Hard conversations

Part of my life as a pastor involves engaging in hard conversations. Recent weeks have been filled to an unusual degree with meetings of this kind. Sometimes they’re to do with intractable problems that people can’t quite find a way out of, and in that case some outside perspective, including hard truths held up like a mirror, can be really important. Sometimes they’re to do with confronting a blind spot in someone’s life. Sometimes they’re about coming alongside someone who is struggling.

I count it a privilege to be doing this work, though it is emotionally exhausting. But I do also think that the church community in general would be much healthier if every Christian took this responsibility seriously. To be clear, I’m not talking about a super-intense and heavy way of doing relationships. But I am talking about loving each other enough to run at the issues rather than evade them. I think this is part of the New Testament vision for church as a family, captured by all the ‘one another’ commands littered throughout the Bible (for example, ‘Carry each other’s burdens’ and ‘Admonish one another’ and ‘Teach one another’, etc.)

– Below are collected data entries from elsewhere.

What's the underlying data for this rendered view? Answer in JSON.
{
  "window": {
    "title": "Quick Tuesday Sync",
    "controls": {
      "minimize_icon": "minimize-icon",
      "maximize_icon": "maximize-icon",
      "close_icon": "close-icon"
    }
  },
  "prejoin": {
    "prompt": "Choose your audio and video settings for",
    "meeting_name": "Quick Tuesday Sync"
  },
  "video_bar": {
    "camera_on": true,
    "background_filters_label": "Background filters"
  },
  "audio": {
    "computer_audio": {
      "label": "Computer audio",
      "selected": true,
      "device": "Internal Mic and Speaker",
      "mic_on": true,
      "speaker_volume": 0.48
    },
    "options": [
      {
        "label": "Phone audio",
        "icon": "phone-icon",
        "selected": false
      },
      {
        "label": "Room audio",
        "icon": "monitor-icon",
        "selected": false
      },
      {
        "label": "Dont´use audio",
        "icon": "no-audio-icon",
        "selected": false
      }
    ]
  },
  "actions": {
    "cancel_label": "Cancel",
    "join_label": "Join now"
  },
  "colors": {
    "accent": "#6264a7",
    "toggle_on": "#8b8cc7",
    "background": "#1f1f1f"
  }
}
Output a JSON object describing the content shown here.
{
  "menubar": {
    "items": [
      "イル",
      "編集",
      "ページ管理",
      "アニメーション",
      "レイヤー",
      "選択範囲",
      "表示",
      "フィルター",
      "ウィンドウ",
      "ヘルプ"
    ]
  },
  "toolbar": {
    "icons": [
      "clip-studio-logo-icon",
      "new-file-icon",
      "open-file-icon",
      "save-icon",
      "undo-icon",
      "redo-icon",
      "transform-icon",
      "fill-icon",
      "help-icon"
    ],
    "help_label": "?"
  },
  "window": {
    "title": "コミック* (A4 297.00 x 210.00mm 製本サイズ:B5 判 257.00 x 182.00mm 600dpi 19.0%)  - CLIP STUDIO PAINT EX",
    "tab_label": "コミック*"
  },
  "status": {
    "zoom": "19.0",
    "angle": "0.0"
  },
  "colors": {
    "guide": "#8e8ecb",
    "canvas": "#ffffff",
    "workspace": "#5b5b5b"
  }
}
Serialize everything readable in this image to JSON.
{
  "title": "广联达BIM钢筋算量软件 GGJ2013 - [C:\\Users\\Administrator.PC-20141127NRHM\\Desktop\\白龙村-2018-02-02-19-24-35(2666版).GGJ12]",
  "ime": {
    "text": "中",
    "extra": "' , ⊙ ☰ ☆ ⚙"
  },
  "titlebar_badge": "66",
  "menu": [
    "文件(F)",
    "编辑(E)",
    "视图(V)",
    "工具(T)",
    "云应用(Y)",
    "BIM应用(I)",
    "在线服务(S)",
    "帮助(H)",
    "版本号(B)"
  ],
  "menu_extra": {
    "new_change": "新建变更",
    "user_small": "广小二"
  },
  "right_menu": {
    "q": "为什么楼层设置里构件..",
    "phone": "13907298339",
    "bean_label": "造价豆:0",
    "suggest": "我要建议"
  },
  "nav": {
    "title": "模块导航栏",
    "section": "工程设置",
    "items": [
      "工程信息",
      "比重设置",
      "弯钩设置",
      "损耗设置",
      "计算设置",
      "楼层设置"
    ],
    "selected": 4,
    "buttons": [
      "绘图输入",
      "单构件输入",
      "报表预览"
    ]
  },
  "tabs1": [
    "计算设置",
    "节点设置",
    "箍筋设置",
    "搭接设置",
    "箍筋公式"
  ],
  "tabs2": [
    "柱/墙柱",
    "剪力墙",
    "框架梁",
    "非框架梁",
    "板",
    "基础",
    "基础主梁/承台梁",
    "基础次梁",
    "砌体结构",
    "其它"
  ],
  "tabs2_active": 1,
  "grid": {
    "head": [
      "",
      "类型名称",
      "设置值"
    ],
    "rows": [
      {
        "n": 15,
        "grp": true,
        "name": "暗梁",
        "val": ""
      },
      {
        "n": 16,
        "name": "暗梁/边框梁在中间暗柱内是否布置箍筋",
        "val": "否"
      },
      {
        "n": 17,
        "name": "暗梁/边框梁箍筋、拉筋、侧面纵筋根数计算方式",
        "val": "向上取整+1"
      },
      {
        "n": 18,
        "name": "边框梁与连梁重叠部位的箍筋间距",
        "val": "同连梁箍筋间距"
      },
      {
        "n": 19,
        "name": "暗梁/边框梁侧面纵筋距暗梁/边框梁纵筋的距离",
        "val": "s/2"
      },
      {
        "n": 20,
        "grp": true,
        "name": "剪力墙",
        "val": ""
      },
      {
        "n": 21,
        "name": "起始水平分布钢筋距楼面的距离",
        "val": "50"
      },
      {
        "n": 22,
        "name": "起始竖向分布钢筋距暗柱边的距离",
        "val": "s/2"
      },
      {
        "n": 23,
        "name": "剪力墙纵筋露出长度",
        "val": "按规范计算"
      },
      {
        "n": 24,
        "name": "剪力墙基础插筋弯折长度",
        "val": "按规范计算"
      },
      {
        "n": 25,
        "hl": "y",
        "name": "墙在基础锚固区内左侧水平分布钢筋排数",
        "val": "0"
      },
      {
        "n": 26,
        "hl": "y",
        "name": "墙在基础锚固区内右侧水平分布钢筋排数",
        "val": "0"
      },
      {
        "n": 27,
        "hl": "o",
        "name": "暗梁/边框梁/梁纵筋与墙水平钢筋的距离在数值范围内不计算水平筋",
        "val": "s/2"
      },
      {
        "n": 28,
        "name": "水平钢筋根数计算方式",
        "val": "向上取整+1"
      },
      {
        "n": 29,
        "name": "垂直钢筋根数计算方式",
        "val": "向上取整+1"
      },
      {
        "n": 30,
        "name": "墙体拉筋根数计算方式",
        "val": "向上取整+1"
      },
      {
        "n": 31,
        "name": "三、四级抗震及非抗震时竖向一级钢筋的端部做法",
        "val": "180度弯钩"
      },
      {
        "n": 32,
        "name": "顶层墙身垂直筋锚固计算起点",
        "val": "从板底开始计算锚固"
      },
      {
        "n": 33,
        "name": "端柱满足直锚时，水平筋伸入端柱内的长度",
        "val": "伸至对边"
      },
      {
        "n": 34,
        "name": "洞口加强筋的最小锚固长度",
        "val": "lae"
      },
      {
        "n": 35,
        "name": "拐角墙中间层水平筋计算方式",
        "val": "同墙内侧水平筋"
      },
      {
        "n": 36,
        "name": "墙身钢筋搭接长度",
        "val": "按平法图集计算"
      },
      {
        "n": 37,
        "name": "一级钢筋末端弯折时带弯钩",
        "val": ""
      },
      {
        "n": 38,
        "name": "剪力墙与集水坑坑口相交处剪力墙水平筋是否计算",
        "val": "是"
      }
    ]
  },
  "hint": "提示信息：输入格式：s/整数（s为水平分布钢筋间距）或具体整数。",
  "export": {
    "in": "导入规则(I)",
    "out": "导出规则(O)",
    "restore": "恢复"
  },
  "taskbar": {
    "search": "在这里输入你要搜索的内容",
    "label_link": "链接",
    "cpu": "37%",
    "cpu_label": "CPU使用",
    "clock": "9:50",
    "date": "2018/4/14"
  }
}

What would stop you? One big issue is superficiality in friendship. A sheer lack of intentionality and time would prevent your life from being open to others, and vice versa. But even when relationships are deep, we sometimes hold back from telling each other the truth. I think the main reason is out of fear; fear of a bad reaction, of rejection, of driving someone away. 

But Jesus modelled to us a beautiful love for people that always told them the truth. The church needs to be more like that. When someone is wandering away from God or from community, it is your role to pull them back. If someone is struggling in some sin they can’t get out of, it’s your role to step towards that, or bring others into the situation. If someone has a bad attitude or is blind to their pride, or greed, or whatever, it is your role to lovingly point it out.

There is a bad way to do this. It’s laced with fear and pride and judgement. It doesn’t do them any good, and it doesn’t do you any good. 

But there is also a good way to do this. It’s rooted in a conviction that Jesus is real, that he wants holy people, that the church is a family, and that each of us is called to love one another as brothers and sisters. It’s soaked in prayer, and humility, and gratitude for the grace of God.

Do you need to have that hard conversation today? My advice: pray, then do it.